In spite of the massive strides made in workplace equality, the automotive industry is still a traditionally male-dominated field. Women in the industry face sexist and misogynistic behavior, often because their male counterparts believe they don’t or shouldn’t know anything about cars due to their gender.
However, in spite, or perhaps because, of this stigma, more women have begun to pursue careers in the automotive industry. Why are more women joining the industry?
Stereotypes and Stigma
If you’ve ever seen a woman working behind the counter in an auto parts store, then you’ve probably heard the following at least once:
“Is there a guy here?”
No matter how knowledgeable the person behind the counter, a lot of people look for men rather than women behind the counter because they automatically assume guys know more about cars. You can be ASE certified and be able to strip down an engine and rebuild it from the ground up, but if you’re female, there will always be somebody looking for a guy instead.
Women in STEM Fields
The number of women in STEM fields (science, technology, engineering, and math) is growing every year. While women make up more than 50% of the individuals receiving STEM degrees each year, the majority of those degrees are in scientific fields. Only 18-20% of the engineering degrees awarded each year are earned by women, and 27% of the manufacturing jobs like those in the automotive industry are held by women.

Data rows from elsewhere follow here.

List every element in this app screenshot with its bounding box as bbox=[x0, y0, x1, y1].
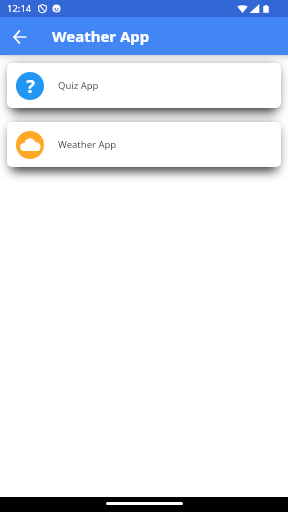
staticText: Quiz App bbox=[58, 79, 99, 92]
staticText: Weather App bbox=[58, 138, 117, 151]
button[interactable]: Back bbox=[0, 17, 38, 55]
staticText: 12:14 bbox=[7, 2, 32, 15]
button[interactable]: ? bbox=[7, 63, 281, 108]
staticText: ? bbox=[26, 74, 35, 99]
staticText: Weather App bbox=[52, 26, 150, 46]
button[interactable]: Weather App bbox=[7, 122, 281, 167]
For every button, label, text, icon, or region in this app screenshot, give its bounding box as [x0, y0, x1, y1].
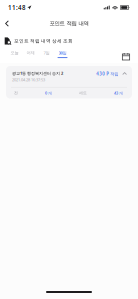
staticText: 포인트 적립 내역 상세 조회 — [14, 38, 73, 44]
staticText: 어제 — [26, 50, 34, 56]
button[interactable]: 7일 — [38, 50, 54, 63]
button[interactable]: 광교1동 행정복지센터 승지 2 — [0, 66, 138, 98]
staticText: 430 P 적립 — [96, 71, 118, 77]
staticText: 7일 — [44, 50, 50, 56]
staticText: 오늘 — [10, 50, 18, 56]
button[interactable]: Back — [0, 16, 14, 30]
staticText: 광교1동 행정복지센터 승지 2 — [12, 70, 63, 76]
staticText: 30일 — [58, 50, 66, 56]
button[interactable]: 30일 — [54, 50, 70, 63]
staticText: 11:48 — [8, 3, 26, 12]
staticText: 세트 — [79, 91, 87, 96]
staticText: 0 개 — [45, 90, 52, 96]
staticText: 전 — [14, 91, 18, 96]
button[interactable]: 어제 — [22, 50, 38, 63]
staticText: 포인트 적립 내역 — [50, 20, 88, 27]
staticText: 2021.04.28 16:37:53 — [12, 77, 45, 82]
button[interactable]: 오늘 — [6, 50, 22, 63]
staticText: 43 개 — [114, 90, 123, 96]
button[interactable]: Select date range — [120, 50, 132, 62]
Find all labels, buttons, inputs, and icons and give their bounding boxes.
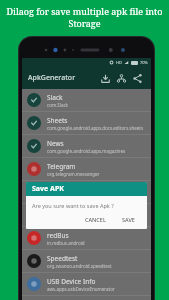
staticText: Slack bbox=[47, 93, 63, 102]
button[interactable]: Slack bbox=[22, 89, 151, 111]
staticText: Truecaller bbox=[47, 185, 78, 194]
staticText: com.Slack bbox=[47, 102, 69, 108]
button[interactable]: Sheets bbox=[22, 112, 151, 134]
staticText: Are you sure want to save Apk ? bbox=[32, 202, 114, 209]
staticText: com.google.android.apps.magazines bbox=[47, 148, 126, 154]
staticText: Speedtest bbox=[47, 254, 78, 263]
button[interactable]: Select all bbox=[113, 70, 129, 86]
button[interactable]: Share bbox=[129, 70, 145, 86]
staticText: CANCEL bbox=[85, 216, 106, 223]
staticText: SAVE bbox=[122, 216, 135, 223]
button[interactable]: USB Device Info bbox=[22, 273, 151, 295]
staticText: Save APK bbox=[32, 184, 64, 194]
staticText: USB Device Info bbox=[47, 277, 96, 286]
button[interactable]: SAVE bbox=[118, 214, 139, 225]
staticText: aws.apps.usbDeviceEnumerator bbox=[47, 286, 115, 292]
staticText: org.telegram.messenger bbox=[47, 171, 100, 177]
button[interactable]: News bbox=[22, 135, 151, 157]
staticText: News bbox=[47, 139, 64, 148]
button[interactable]: Speedtest bbox=[22, 250, 151, 272]
staticText: Sheets bbox=[47, 116, 68, 125]
staticText: ApkGenerator bbox=[28, 73, 76, 83]
staticText: org.zwanoo.android.speedtest bbox=[47, 263, 112, 269]
button[interactable]: Truecaller bbox=[22, 181, 151, 203]
staticText: in.redbus.android bbox=[47, 240, 85, 246]
button[interactable]: Uber bbox=[22, 204, 151, 226]
staticText: com.truecaller bbox=[47, 194, 78, 200]
staticText: HD bbox=[116, 60, 122, 65]
button[interactable]: CANCEL bbox=[81, 214, 110, 225]
button[interactable]: Telegram bbox=[22, 158, 151, 180]
staticText: Telegram bbox=[47, 162, 76, 171]
staticText: redBus bbox=[47, 231, 69, 240]
staticText: com.google.android.apps.docs.editors.she… bbox=[47, 125, 144, 131]
staticText: Dilaog for save multiple apk file into S… bbox=[0, 5, 169, 29]
button[interactable]: redBus bbox=[22, 227, 151, 249]
button[interactable]: Download bbox=[97, 70, 113, 86]
staticText: 70% bbox=[140, 60, 148, 65]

These numbers are growing each year. There is an increased focus on bringing women, and especially young girls, into the STEM fields. By introducing children to STEM at a young age, it’s easy to foster a life-long love of science and other related industries. There are programs available to get kids interested in STEM from kindergarten on up.
Women in the Automotive Industry
The numbers for women in the automotive industry are still lower than they should be, in spite of the fact that women tend to make more than 80% of the decisions when it comes to purchasing cars for their families.
The number of women in the automotive industry and related fields has dropped in recent years, with the number of female mechanics dropping by 3%. The number of women working in parts and sales has also dropped. Many of the women who left the automotive industry to work in other fields cited discrimination and feeling and being treated like an outsider.
In spite of all the discrimination that they may face in the industry, there have been women behind the scenes shaping and guiding it for more than 100 years. An actress named Florence Lawrence, for example, created the basic design for turn signals and brake lights to increase automotive safety back in the early 1900s when the idea of a car was very new. Her mother, Charlotte Bridgwood, invented and patented the design for the windshield wiper that we used today.
Women have been movers and shakers in the automotive industry from the very beginning, even if they’ve had to do it from behind the scenes. We would be reaching our hand out in the rain and pulling our windshield wipers manually without an innovation from a female automotive engineer.
Changes are coming to the automotive industry, but until people can get over the stigma that women know nothing about cars, it will take women working behind the scenes in engineering and similar fields to really change the automotive industry. With so many new and exciting things happening in the automotive field, from autonomous cars to fully electric vehicles, we’ll need fresh new minds to help steer us around the curves.